Social Media Analysis
Task: Huge amounts of documents are generated every day in Twitter, Facebook. blogs, online reviews etc. Customers and consumers provide their opinion on products, brands, or marketing campaigns. Evaluating these opinions automatically can provide valuable insights for product development, marketing and sales, and there are various companies that provide solutions for social media monitoring.
Solution: We developed core technologies for text understanding tasks such as Sentiment Analysis, Entity Extraction or Topic Detection, using a machine learning algorithm that was trained on more than 10’000 documents. Our software can be integrated easily in existing Social Media Monitoring Tools, allowing to process thousands of documents in parallel.

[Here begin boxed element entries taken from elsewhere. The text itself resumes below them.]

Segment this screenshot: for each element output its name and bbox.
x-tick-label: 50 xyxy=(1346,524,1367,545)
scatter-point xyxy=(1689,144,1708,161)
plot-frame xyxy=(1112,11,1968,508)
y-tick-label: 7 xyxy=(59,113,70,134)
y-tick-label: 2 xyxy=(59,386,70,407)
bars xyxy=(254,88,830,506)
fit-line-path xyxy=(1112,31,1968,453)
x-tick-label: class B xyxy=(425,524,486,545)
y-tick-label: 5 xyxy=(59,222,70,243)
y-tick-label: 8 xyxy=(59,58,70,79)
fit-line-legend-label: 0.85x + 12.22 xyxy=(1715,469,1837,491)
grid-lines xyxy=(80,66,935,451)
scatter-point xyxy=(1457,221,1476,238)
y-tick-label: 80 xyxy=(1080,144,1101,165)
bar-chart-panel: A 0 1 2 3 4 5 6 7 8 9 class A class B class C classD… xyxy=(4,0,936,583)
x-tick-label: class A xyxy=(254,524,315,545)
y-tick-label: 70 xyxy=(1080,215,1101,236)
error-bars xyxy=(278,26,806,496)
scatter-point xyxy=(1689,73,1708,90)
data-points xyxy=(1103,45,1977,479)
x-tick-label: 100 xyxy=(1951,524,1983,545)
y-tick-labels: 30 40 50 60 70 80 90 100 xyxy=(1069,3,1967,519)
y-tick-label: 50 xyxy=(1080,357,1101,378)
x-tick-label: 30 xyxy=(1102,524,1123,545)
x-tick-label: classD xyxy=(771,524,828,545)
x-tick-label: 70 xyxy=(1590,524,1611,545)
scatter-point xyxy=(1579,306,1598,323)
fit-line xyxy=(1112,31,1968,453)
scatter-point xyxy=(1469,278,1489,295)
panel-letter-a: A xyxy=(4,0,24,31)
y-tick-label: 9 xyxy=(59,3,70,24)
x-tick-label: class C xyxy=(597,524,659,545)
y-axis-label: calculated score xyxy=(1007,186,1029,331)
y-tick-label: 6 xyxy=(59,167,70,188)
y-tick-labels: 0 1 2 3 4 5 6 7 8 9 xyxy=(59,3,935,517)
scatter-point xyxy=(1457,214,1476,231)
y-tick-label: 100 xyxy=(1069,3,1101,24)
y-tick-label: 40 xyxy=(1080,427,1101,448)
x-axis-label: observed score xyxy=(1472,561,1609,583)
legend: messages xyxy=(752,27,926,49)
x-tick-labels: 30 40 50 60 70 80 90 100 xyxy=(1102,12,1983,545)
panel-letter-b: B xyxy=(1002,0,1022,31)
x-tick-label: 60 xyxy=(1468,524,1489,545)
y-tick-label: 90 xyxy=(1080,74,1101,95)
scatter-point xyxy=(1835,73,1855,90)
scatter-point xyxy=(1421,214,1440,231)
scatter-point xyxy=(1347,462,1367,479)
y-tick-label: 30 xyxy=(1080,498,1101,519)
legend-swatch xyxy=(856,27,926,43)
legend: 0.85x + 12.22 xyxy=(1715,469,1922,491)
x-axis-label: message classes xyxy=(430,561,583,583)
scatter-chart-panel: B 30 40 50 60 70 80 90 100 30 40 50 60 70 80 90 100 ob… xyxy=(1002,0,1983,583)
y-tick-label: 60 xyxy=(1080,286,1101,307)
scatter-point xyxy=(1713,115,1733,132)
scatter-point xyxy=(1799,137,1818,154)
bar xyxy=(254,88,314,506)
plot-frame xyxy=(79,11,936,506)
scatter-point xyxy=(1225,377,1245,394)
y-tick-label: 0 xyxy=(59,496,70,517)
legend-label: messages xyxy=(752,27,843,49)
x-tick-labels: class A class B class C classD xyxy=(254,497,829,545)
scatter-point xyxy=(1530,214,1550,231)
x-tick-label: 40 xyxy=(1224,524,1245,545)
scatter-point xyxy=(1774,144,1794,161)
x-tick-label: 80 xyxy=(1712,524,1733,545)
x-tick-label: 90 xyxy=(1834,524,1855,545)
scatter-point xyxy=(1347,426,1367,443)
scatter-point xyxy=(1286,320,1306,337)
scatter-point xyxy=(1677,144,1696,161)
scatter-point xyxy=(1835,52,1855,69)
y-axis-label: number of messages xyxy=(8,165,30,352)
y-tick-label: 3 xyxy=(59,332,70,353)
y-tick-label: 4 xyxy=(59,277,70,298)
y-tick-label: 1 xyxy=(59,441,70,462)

Task: Given the image of a page in a newspaper, identify and cut out all articles in this page. This is used in print media monitoring to increase their production performance for media clippings.
Solution: Use a combined approach based on image processing and text analysis that incorporates information such as font size, spacings between text blocks, topic of a text block, pixel density etc. All these attributes are fed into a meta-classifier that assigns the title, subtitles, text blocks and images to each single article.
Task: Researchers in sociology, education or humanities often conduct structured interviews to assess their data. These interviews need to be transformed into written text, which can be evaluated and analyzed more easily. Typically, this involves two steps: transcribing the spoken words into text (transciption), and deciding who uttered the text if there was more than one speaker (speaker detection). There exist several good tools for the first task, but speaker detection is still an open problem that we tackle in a research project.
Solution: For a target speaker, we are given an audio sample in advance, which you use for training the algorithms.This allows us to distinguish between the target speaker and all other speakers in an interview or discussion. To accomplish this, we use a new approach with temporal characteristics of a speaker to improve existing algorithms for speaker detection.